İçişleri Bakanlığı Emniyet Genel Müdürlüğü ile Jandarma Genel Komutanlığı verilerine göre 2016 yılında 303, 2017 yılında 353, 2018 yılında 279, 2019 yılında 337 ve 2020 yılında 267 kadın 6284 sayılı Kanun kapsamında değerlendirilen kasten öldürme fiilleri sebebiyle hayatını kaybetmiştir.

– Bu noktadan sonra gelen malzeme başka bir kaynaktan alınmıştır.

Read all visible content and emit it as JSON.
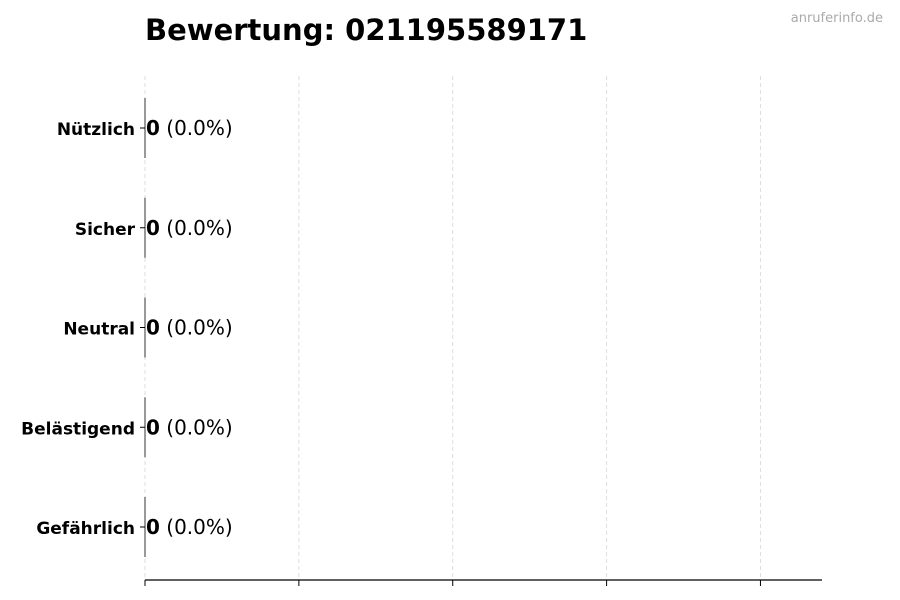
{
  "watermark": "anruferinfo.de",
  "chart_data": {
    "type": "bar",
    "orientation": "horizontal",
    "title": "Bewertung: 021195589171",
    "categories": [
      "Nützlich",
      "Sicher",
      "Neutral",
      "Belästigend",
      "Gefährlich"
    ],
    "values": [
      0,
      0,
      0,
      0,
      0
    ],
    "percentages": [
      "0.0%",
      "0.0%",
      "0.0%",
      "0.0%",
      "0.0%"
    ],
    "data_labels": [
      "0",
      "0",
      "0",
      "0",
      "0"
    ],
    "xlabel": "",
    "ylabel": "",
    "xlim": [
      0,
      4.4
    ],
    "grid": "vertical dashed",
    "colors": {
      "grid": "#dddddd",
      "axis": "#000000",
      "watermark": "#aaaaaa"
    }
  }
}
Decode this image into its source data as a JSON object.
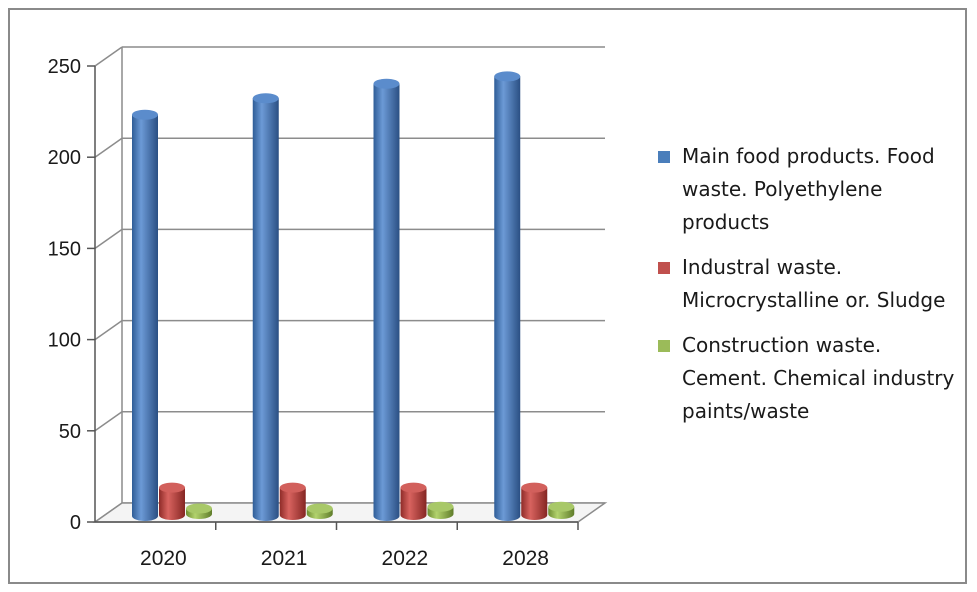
{
  "chart_data": {
    "type": "bar",
    "categories": [
      "2020",
      "2021",
      "2022",
      "2028"
    ],
    "series": [
      {
        "name": "Main food products. Food waste. Polyethylene products",
        "values": [
          220,
          229,
          237,
          241
        ],
        "color": "#4a7ebb"
      },
      {
        "name": "Industral waste. Microcrystalline or. Sludge",
        "values": [
          15,
          15,
          15,
          15
        ],
        "color": "#c0504d"
      },
      {
        "name": "Construction waste. Cement. Chemical industry paints/waste",
        "values": [
          3,
          3,
          4,
          4
        ],
        "color": "#9bbb59"
      }
    ],
    "y_ticks": [
      "0",
      "50",
      "100",
      "150",
      "200",
      "250"
    ],
    "ylim": [
      0,
      250
    ],
    "grid": true,
    "legend_position": "right",
    "style": "3d-cylinder"
  }
}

Kadın Cinayetlerini Durduracağız Platformu’nun verilerine göre ise; 2008’de 80, 2009’da 109, 2010’da 180, 2011’de 121, 2012’de 210, 2013’te 237, 2014’te 294, 2015’te 303, 2016’da 328, 2017’de 409, 2018’de 440, 2019’da 474 olmak üzere 2008-2019 yılları arasında toplam 3.185 kadın öldürülmüştür.

Kadına yönelik şiddetle mücadelede neler yapılması gerekir?

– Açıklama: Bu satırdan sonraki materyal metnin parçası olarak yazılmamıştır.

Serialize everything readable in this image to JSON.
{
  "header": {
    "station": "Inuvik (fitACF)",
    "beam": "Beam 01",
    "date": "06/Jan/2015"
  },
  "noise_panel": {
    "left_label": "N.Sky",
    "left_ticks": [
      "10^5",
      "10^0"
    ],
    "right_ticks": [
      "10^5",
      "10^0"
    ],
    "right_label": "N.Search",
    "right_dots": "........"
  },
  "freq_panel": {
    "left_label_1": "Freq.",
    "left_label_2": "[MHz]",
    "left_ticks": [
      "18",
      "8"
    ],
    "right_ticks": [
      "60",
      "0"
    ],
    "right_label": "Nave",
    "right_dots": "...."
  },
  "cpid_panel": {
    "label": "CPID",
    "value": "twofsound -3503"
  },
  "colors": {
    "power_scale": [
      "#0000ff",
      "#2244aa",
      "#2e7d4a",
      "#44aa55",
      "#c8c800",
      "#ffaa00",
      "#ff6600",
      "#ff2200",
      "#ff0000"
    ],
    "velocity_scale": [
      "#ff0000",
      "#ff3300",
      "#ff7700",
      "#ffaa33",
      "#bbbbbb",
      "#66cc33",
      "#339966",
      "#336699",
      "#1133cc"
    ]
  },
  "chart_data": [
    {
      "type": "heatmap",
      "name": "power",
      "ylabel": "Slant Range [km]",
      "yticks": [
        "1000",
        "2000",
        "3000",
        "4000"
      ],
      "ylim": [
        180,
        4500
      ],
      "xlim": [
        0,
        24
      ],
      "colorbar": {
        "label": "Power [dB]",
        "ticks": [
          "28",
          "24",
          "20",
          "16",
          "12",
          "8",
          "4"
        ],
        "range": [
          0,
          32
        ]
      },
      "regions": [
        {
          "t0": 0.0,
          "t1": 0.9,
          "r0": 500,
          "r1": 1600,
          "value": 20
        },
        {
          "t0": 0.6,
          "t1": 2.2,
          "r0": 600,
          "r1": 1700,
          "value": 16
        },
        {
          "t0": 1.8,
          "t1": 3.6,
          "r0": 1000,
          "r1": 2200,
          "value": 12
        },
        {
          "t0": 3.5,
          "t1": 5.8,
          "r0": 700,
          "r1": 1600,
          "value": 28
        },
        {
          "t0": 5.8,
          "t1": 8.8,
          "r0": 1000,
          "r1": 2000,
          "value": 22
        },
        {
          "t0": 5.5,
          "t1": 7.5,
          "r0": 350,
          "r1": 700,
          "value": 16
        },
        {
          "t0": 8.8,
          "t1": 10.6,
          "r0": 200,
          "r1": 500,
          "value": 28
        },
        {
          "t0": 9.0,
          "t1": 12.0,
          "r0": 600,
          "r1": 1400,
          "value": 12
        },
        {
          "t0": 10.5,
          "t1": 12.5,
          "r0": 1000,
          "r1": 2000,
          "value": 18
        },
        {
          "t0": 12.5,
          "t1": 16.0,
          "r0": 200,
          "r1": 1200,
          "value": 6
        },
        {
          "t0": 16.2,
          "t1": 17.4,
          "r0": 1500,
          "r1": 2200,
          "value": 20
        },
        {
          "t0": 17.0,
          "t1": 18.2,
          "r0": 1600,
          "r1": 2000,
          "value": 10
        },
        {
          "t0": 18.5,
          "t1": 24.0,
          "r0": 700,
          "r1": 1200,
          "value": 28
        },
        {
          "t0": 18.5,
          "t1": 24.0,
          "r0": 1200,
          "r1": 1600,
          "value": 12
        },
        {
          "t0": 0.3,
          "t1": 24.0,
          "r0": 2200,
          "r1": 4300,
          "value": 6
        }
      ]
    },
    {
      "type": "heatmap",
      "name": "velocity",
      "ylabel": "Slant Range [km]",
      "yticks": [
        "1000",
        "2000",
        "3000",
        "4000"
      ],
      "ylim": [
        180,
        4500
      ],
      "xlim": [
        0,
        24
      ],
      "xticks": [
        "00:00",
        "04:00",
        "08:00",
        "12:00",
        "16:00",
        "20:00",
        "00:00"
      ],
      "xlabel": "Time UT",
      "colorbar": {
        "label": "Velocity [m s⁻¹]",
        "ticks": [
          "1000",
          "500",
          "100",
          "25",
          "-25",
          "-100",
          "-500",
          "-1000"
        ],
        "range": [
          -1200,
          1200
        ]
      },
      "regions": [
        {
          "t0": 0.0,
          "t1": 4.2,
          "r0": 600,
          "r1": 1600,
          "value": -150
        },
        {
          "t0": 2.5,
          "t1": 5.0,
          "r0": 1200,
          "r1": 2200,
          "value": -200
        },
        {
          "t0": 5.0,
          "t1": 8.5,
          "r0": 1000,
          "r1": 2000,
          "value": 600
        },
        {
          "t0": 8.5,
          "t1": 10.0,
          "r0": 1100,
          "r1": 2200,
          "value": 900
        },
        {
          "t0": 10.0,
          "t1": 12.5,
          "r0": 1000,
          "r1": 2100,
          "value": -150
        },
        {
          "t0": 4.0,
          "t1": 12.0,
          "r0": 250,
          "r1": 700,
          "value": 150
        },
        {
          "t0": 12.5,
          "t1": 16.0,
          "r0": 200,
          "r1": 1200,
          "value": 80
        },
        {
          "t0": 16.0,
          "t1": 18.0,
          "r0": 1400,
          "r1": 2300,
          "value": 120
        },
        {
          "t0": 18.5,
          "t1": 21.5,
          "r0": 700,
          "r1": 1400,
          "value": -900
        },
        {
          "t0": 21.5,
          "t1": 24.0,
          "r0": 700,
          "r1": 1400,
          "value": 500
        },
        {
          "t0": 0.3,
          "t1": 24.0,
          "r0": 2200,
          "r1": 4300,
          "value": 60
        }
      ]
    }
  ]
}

Kadına yönelik şiddet ile mücadelede ülkemizde atılması planlanan adımlar, Ulusal Eylem Planı’nda belirlenen 5 ana hedef şunlardır:

  • HEDEF 1

    Mevzuatın gözden geçirilerek etkin uygulanması ve mağdurların adalete erişiminin kolaylaştırılması.

  • HEDEF 2

    Şiddete sıfır tolerans anlayışının tüm plan, program ve politikalara yerleştirilmesi.

  • HEDEF 3

    Koruyucu ve önleyici hizmetlerin etkin sunulmasına yönelik kurumsal kapasitenin geliştirilmesi.

  • HEDEF 4

    Şiddetle topyekûn mücadele için toplumsal farkındalık ve duyarlılığın artırılması.

  • HEDEF 5

    Sistematik, güvenilir ve karşılaştırılabilir verilerin toplanması ve istatistiklerin üretilmesi.

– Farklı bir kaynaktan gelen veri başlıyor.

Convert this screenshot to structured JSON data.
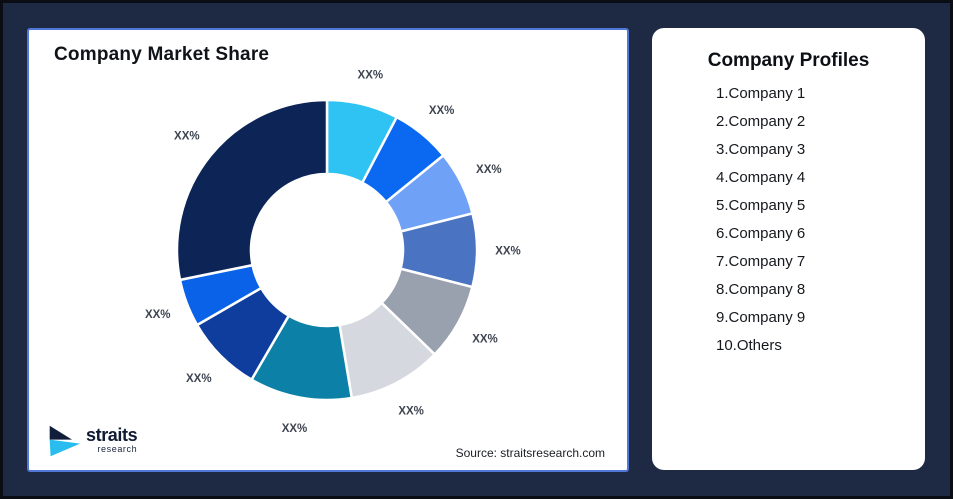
{
  "app": {
    "background_color": "#1E2A43",
    "frame_border_color": "#0A0D14",
    "card_border_color": "#5178D6"
  },
  "market_share_card": {
    "title": "Company Market Share",
    "source_note": "Source: straitsresearch.com",
    "logo": {
      "name": "straits",
      "subtext": "research"
    }
  },
  "profiles_card": {
    "title": "Company Profiles",
    "items": [
      "1.Company 1",
      "2.Company 2",
      "3.Company 3",
      "4.Company 4",
      "5.Company 5",
      "6.Company 6",
      "7.Company 7",
      "8.Company 8",
      "9.Company 9",
      "10.Others"
    ]
  },
  "chart_data": {
    "type": "pie",
    "subtype": "donut",
    "title": "Company Market Share",
    "legend": false,
    "data_labels": "placeholder percentages",
    "label_color": "#3D4450",
    "segments": [
      {
        "id": 1,
        "label": "XX%",
        "color": "#2EC3F3",
        "start_deg": 0,
        "end_deg": 27.7,
        "approx_share_pct": 7.7
      },
      {
        "id": 2,
        "label": "XX%",
        "color": "#0B69F1",
        "start_deg": 27.7,
        "end_deg": 50.9,
        "approx_share_pct": 6.4
      },
      {
        "id": 3,
        "label": "XX%",
        "color": "#6FA1F6",
        "start_deg": 50.9,
        "end_deg": 75.9,
        "approx_share_pct": 6.9
      },
      {
        "id": 4,
        "label": "XX%",
        "color": "#4A73C2",
        "start_deg": 75.9,
        "end_deg": 104.3,
        "approx_share_pct": 7.9
      },
      {
        "id": 5,
        "label": "XX%",
        "color": "#99A0AE",
        "start_deg": 104.3,
        "end_deg": 134.1,
        "approx_share_pct": 8.3
      },
      {
        "id": 6,
        "label": "XX%",
        "color": "#D5D9DF",
        "start_deg": 134.1,
        "end_deg": 170.5,
        "approx_share_pct": 10.1
      },
      {
        "id": 7,
        "label": "XX%",
        "color": "#0C80A6",
        "start_deg": 170.5,
        "end_deg": 210.2,
        "approx_share_pct": 11.0
      },
      {
        "id": 8,
        "label": "XX%",
        "color": "#0E3D9D",
        "start_deg": 210.2,
        "end_deg": 240.0,
        "approx_share_pct": 8.3
      },
      {
        "id": 9,
        "label": "XX%",
        "color": "#0A62E8",
        "start_deg": 240.0,
        "end_deg": 258.5,
        "approx_share_pct": 5.1
      },
      {
        "id": 10,
        "label": "XX%",
        "color": "#0D2456",
        "start_deg": 258.5,
        "end_deg": 360.0,
        "approx_share_pct": 28.2
      }
    ],
    "geometry": {
      "outer_radius": 150,
      "inner_radius": 76,
      "label_radius": 181,
      "gap_stroke": "#FFFFFF"
    }
  }
}
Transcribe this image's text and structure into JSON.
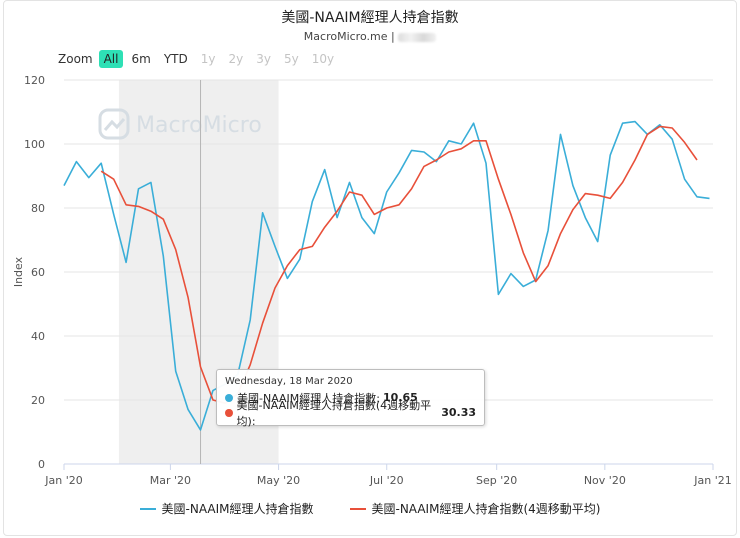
{
  "header": {
    "title": "美國-NAAIM經理人持倉指數",
    "subtitle": "MacroMicro.me |"
  },
  "zoom": {
    "label": "Zoom",
    "buttons": [
      {
        "label": "All",
        "state": "active"
      },
      {
        "label": "6m",
        "state": "normal"
      },
      {
        "label": "YTD",
        "state": "normal"
      },
      {
        "label": "1y",
        "state": "disabled"
      },
      {
        "label": "2y",
        "state": "disabled"
      },
      {
        "label": "3y",
        "state": "disabled"
      },
      {
        "label": "5y",
        "state": "disabled"
      },
      {
        "label": "10y",
        "state": "disabled"
      }
    ]
  },
  "watermark": "MacroMicro",
  "tooltip": {
    "date": "Wednesday, 18 Mar 2020",
    "rows": [
      {
        "label": "美國-NAAIM經理人持倉指數:",
        "value": "10.65",
        "color": "#3aaed8"
      },
      {
        "label": "美國-NAAIM經理人持倉指數(4週移動平均):",
        "value": "30.33",
        "color": "#e8503a"
      }
    ]
  },
  "chart_data": {
    "type": "line",
    "ylabel": "Index",
    "ylim": [
      0,
      120
    ],
    "yticks": [
      0,
      20,
      40,
      60,
      80,
      100,
      120
    ],
    "xlim": [
      "2020-01-01",
      "2021-01-01"
    ],
    "xticks": [
      {
        "date": "2020-01-01",
        "label": "Jan '20"
      },
      {
        "date": "2020-03-01",
        "label": "Mar '20"
      },
      {
        "date": "2020-05-01",
        "label": "May '20"
      },
      {
        "date": "2020-07-01",
        "label": "Jul '20"
      },
      {
        "date": "2020-09-01",
        "label": "Sep '20"
      },
      {
        "date": "2020-11-01",
        "label": "Nov '20"
      },
      {
        "date": "2021-01-01",
        "label": "Jan '21"
      }
    ],
    "shaded_range": [
      "2020-02-01",
      "2020-05-01"
    ],
    "crosshair_x": "2020-03-18",
    "dates": [
      "2020-01-01",
      "2020-01-08",
      "2020-01-15",
      "2020-01-22",
      "2020-01-29",
      "2020-02-05",
      "2020-02-12",
      "2020-02-19",
      "2020-02-26",
      "2020-03-04",
      "2020-03-11",
      "2020-03-18",
      "2020-03-25",
      "2020-04-01",
      "2020-04-08",
      "2020-04-15",
      "2020-04-22",
      "2020-04-29",
      "2020-05-06",
      "2020-05-13",
      "2020-05-20",
      "2020-05-27",
      "2020-06-03",
      "2020-06-10",
      "2020-06-17",
      "2020-06-24",
      "2020-07-01",
      "2020-07-08",
      "2020-07-15",
      "2020-07-22",
      "2020-07-29",
      "2020-08-05",
      "2020-08-12",
      "2020-08-19",
      "2020-08-26",
      "2020-09-02",
      "2020-09-09",
      "2020-09-16",
      "2020-09-23",
      "2020-09-30",
      "2020-10-07",
      "2020-10-14",
      "2020-10-21",
      "2020-10-28",
      "2020-11-04",
      "2020-11-11",
      "2020-11-18",
      "2020-11-25",
      "2020-12-02",
      "2020-12-09",
      "2020-12-16",
      "2020-12-23",
      "2020-12-30"
    ],
    "series": [
      {
        "name": "美國-NAAIM經理人持倉指數",
        "color": "#3aaed8",
        "values": [
          87,
          94.5,
          89.5,
          94,
          78,
          63,
          86,
          88,
          65,
          29,
          17,
          10.65,
          23,
          25,
          28,
          45,
          78.5,
          68,
          58,
          64,
          82,
          92,
          77,
          88,
          77,
          72,
          85,
          91,
          98,
          97.5,
          94.5,
          101,
          100,
          106.5,
          94,
          53,
          59.5,
          55.5,
          57.5,
          73,
          103,
          87,
          77,
          69.5,
          96.5,
          106.5,
          107,
          103,
          106,
          101.5,
          89,
          83.5,
          83
        ]
      },
      {
        "name": "美國-NAAIM經理人持倉指數(4週移動平均)",
        "color": "#e8503a",
        "values": [
          null,
          null,
          null,
          91.5,
          89,
          81,
          80.5,
          79,
          76.5,
          67,
          52,
          30.33,
          20,
          19,
          22,
          31,
          44,
          55,
          62,
          67,
          68,
          74,
          79,
          85,
          84,
          78,
          80,
          81,
          86,
          93,
          95,
          97.5,
          98.5,
          101,
          101,
          89,
          78,
          66,
          57,
          62,
          72,
          79.5,
          84.5,
          84,
          83,
          88,
          95,
          103,
          105.5,
          105,
          100.5,
          95,
          null
        ]
      }
    ]
  }
}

Nirengi Derneği olarak hem Ulusal Eylem Planı’ndaki hedeflerin hem de 6284 Sayılı Kanun’daki hükümlerin hayata geçirildiği, kadına yönelik şiddetin sorun olmaktan çıkarıldığı ve toplumsal cinsiyet eşitliğinin sağlandığı bir dünya ve Türkiye diliyoruz.